Regardless, your version of the form will end up being just that: YOUR version.

Cultural barriers, especially between western and eastern languages, naturally introduce some of the wonkiest and subjective aspects of adapting poetry.

How true to the native language does a poem need to be in order to be respectful of the intended form?

You may initially think there’s a right answer, but it’s much more subjective than you would think.

Sometimes we add meter to forms that didn’t originally have them.

That’s what happened to a wide array of French and Italian poem forms.

Sometimes our understanding of meter just doesn’t mesh with the meters of the native language.

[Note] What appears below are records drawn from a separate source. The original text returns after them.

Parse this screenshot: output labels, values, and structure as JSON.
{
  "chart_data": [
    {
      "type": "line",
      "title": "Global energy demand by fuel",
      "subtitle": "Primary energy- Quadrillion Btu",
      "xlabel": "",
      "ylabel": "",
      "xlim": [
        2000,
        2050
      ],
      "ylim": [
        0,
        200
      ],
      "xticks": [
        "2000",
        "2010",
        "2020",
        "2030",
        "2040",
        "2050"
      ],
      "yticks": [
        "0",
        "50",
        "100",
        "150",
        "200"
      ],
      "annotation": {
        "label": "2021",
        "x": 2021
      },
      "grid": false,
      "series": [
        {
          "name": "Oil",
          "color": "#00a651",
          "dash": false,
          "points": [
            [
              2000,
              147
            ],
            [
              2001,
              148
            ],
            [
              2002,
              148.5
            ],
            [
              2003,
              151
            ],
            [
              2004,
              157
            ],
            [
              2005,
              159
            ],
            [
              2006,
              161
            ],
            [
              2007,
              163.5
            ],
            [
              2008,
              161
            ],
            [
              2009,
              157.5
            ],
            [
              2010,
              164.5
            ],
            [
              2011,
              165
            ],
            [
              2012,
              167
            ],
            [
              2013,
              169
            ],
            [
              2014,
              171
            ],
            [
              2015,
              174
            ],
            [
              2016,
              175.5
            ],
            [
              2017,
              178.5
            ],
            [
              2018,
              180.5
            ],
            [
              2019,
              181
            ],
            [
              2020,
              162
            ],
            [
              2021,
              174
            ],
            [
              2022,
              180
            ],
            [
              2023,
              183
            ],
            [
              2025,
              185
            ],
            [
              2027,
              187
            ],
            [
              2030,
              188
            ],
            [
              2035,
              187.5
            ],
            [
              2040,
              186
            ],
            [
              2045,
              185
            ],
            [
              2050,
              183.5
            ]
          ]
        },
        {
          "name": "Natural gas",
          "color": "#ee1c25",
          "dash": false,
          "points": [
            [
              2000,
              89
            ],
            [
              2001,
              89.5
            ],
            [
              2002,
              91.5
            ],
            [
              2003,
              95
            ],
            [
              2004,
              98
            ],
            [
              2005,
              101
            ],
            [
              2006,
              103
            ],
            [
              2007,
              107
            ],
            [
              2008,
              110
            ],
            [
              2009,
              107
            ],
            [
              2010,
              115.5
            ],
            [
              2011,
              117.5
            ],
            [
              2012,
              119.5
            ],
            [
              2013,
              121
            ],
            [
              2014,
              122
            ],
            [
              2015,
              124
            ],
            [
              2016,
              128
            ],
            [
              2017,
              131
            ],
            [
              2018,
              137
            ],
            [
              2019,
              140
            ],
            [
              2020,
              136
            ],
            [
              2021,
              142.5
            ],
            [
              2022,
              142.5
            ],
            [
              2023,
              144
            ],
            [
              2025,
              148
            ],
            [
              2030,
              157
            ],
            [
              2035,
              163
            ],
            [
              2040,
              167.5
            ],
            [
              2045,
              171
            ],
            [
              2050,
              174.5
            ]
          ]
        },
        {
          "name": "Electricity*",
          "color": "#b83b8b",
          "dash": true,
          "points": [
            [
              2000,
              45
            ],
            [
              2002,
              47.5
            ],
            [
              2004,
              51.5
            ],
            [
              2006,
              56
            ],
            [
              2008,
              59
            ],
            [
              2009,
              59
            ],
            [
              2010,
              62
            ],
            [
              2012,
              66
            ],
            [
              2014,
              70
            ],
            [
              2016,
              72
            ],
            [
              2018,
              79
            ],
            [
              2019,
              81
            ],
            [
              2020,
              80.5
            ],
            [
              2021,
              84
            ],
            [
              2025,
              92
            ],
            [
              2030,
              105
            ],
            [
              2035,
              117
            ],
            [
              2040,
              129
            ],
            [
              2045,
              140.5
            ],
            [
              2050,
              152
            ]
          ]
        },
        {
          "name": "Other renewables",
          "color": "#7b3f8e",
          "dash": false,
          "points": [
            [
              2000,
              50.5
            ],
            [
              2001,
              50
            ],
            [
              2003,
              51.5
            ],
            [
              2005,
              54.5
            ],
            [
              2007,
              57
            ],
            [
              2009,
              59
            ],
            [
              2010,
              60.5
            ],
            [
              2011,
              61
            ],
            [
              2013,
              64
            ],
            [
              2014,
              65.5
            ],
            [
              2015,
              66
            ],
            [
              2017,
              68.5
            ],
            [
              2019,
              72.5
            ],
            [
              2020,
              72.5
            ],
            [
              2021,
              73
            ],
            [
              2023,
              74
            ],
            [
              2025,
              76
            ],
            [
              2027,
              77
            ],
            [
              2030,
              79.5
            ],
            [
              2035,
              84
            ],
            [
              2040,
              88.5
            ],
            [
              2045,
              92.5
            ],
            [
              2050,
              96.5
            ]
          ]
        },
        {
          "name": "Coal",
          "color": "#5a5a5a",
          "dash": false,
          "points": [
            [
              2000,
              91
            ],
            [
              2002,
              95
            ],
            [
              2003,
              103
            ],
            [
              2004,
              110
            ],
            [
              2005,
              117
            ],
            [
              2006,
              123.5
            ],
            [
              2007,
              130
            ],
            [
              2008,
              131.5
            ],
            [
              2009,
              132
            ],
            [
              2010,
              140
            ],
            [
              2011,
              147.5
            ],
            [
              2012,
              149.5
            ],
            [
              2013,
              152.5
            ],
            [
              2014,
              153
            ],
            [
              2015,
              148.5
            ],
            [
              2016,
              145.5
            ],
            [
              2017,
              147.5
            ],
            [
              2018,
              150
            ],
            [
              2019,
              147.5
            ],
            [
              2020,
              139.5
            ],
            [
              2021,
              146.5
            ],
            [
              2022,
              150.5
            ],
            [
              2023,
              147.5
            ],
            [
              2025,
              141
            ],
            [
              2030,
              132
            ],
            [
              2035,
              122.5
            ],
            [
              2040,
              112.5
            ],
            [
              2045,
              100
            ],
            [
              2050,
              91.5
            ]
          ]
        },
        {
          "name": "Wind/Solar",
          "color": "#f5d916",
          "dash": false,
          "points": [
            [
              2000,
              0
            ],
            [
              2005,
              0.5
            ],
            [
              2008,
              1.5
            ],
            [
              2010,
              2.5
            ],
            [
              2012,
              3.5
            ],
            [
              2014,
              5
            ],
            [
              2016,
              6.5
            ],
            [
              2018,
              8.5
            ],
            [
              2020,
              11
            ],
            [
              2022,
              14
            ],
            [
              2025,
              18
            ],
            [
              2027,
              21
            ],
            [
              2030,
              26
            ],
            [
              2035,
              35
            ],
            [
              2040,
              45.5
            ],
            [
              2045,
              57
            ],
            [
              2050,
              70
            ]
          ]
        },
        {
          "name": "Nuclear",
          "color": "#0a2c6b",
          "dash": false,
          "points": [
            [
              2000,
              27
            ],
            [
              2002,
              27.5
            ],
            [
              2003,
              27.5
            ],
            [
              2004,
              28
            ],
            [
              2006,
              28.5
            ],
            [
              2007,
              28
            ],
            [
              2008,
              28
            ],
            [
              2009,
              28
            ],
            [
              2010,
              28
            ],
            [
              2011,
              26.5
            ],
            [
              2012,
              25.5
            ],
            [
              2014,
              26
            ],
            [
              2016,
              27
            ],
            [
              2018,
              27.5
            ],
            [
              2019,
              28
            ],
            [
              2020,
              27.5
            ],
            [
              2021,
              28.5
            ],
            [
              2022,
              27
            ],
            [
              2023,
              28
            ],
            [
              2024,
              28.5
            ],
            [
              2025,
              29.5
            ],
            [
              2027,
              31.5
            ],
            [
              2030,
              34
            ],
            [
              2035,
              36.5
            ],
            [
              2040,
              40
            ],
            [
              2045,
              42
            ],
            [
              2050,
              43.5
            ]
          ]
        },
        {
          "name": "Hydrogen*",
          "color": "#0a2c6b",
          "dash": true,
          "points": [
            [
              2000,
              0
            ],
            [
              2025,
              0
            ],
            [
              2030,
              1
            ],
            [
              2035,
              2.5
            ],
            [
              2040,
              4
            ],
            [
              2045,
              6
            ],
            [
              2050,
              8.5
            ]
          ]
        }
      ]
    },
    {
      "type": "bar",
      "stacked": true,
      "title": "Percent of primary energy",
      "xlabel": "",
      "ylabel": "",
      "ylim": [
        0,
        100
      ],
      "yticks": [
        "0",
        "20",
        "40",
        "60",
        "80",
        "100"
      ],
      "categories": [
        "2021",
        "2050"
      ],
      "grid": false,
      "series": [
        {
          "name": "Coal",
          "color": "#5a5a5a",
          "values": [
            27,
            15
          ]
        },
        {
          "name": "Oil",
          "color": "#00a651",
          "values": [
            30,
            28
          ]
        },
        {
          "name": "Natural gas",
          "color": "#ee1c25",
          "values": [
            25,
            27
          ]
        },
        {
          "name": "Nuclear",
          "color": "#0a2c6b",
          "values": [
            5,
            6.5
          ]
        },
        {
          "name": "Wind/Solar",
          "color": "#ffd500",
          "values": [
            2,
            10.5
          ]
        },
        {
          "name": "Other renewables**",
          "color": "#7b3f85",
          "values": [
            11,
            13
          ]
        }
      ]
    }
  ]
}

Try researching the various meters of ancient Greek poetry if you’re curious about that.

Sometimes poems that originally had flexible rhyme schemes become rigid after a famous poet sets a precedent.

Poetry is an awkward field because it doesn’t congeal to a unified state that everyone agrees on.

While you can come close to the intent of old foreign forms by researching examples from the historic past, there will always be a hint of evolution in every new poem.

Regardless, I do advise you to at least try to make your poem as recognizable to the source form as possible.

There’s a difference between allowing a form to change organically over time and arbitrarily deciding that your twenty-line poem counts as a sonnet.

In the case of the sedoka, this means you should not venture far from the 5-7-7 or 5-7-5 syllable structures expected of the form and should stick with two tercets.

That much, at the very least, will give your attempt some credibility.

Poet’s Note


While the disparity between different definitions is interesting, I have to wonder if the form’s lack of a clear and necessary identity might have been a contributing factor to its eventual downfall.

Haikus have an exact purpose and a fairly concrete definition.

Perhaps sedoka would still be popular today if they’d been codified more strictly early in their lifespan?